From a factual allegation standpoint, Gumminger's allegation that C/O Kellom attacked him from behind is insufficient to state a plausible excessive force claim because he has not “allege[d] facts describing the force used, the circumstances under which it was used, and the injuries he suffered as a result.” Davis v. Chester Crozer Hosp., Civ. A. No. 21-CV-5035, 2021 WL 5937727, at *5 (E.D. Pa. Dec. 15, 2021). Although the court ordinarily would permit Gumminger leave to file an amended complaint so he could potentially add these facts,the court will not do so here because this excessive force claim suffers from the same failure as his due process claim insofar as the statute of limitations bars this claim. See Cowell v. Palmer Twp., 263 F.3d 286, 296 (3d Cir. 2001) (explaining that amendment of complaint is futile if statute of limitations would bar claim). This excessive force claim is also subject to a two-year statute of limitations. See Walters v. Muhlenberg Twp. Police Dep't, 536 Fed.Appx. 213, 216 (3d Cir. 2013) (per curiam) (explaining that two-year limitations period applied to excessive force claim). Gumminger alleges that the “attack” occurred in 2018, so he would have known at that time that C/O Kellom injured him and that he had a possible claim. As he filed the complaint here in December 2022, it is obvious from the face of the complaint that this action is well outside the two-year limitations period. Accordingly, the court must also dismiss this excessive force claim with prejudice.

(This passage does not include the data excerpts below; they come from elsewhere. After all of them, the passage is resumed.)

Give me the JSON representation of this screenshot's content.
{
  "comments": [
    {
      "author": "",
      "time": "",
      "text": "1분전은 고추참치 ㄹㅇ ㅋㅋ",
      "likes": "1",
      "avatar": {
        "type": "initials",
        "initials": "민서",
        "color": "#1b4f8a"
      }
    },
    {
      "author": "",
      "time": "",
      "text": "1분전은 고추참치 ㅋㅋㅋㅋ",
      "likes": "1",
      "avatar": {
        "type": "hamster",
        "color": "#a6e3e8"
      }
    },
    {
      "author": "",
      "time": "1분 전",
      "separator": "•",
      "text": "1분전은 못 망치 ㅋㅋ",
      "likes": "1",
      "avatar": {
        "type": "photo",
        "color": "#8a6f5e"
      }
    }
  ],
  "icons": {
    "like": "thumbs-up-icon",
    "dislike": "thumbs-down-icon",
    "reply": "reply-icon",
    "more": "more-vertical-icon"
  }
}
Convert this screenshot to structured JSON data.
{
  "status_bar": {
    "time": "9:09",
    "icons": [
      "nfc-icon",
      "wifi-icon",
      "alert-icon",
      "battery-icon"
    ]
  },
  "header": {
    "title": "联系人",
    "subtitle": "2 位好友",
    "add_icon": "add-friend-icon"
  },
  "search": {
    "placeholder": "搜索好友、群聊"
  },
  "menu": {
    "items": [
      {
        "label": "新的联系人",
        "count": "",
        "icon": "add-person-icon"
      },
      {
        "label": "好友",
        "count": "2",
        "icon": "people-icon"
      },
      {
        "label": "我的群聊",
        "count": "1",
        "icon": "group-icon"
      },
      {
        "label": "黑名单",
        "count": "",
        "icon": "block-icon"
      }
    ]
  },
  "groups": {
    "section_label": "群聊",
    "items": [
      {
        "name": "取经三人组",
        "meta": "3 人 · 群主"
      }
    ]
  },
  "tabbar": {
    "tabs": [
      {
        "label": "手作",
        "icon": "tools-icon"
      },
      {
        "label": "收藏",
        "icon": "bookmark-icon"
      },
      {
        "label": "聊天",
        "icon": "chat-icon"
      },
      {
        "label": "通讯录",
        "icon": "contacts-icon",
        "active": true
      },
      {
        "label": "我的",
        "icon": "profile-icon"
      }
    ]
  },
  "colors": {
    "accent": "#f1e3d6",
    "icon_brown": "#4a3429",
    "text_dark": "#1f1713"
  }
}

A district court should generally provide a pro se plaintiff with leave to amend unless amending would be inequitable or futile. See Grayson v. Mayview St. Hosp., 293 F.3d 103, 114 (3d Cir. 2002) (stating general rule). Also, “in civil rights cases district courts must offer amendment-irrespective of whether it is requested-when dismissing a case for failure to state a claim unless doing so would be inequitable or futile.” Fletcher-Harlee Corp. v. Pote Concrete Contractors, Inc., 482 F.3d 247, 252 (3d Cir. 2007).
III. CONCLUSION
For the reasons discussed above, the court will grant the IFP Application. The court must also dismiss the complaint because Gumminger has failed to allege a plausible claim for a due process violation against the Board or an excessive force claim against C/O Kellom. More importantly, it is obvious from the face of the complaint that Gumminger failed to file these section 1983 claims within the applicable two-year limitations period. Due to this failure, the court must dismiss the complaint with prejudice because any amendment would be futile.
The court will enter a separate order.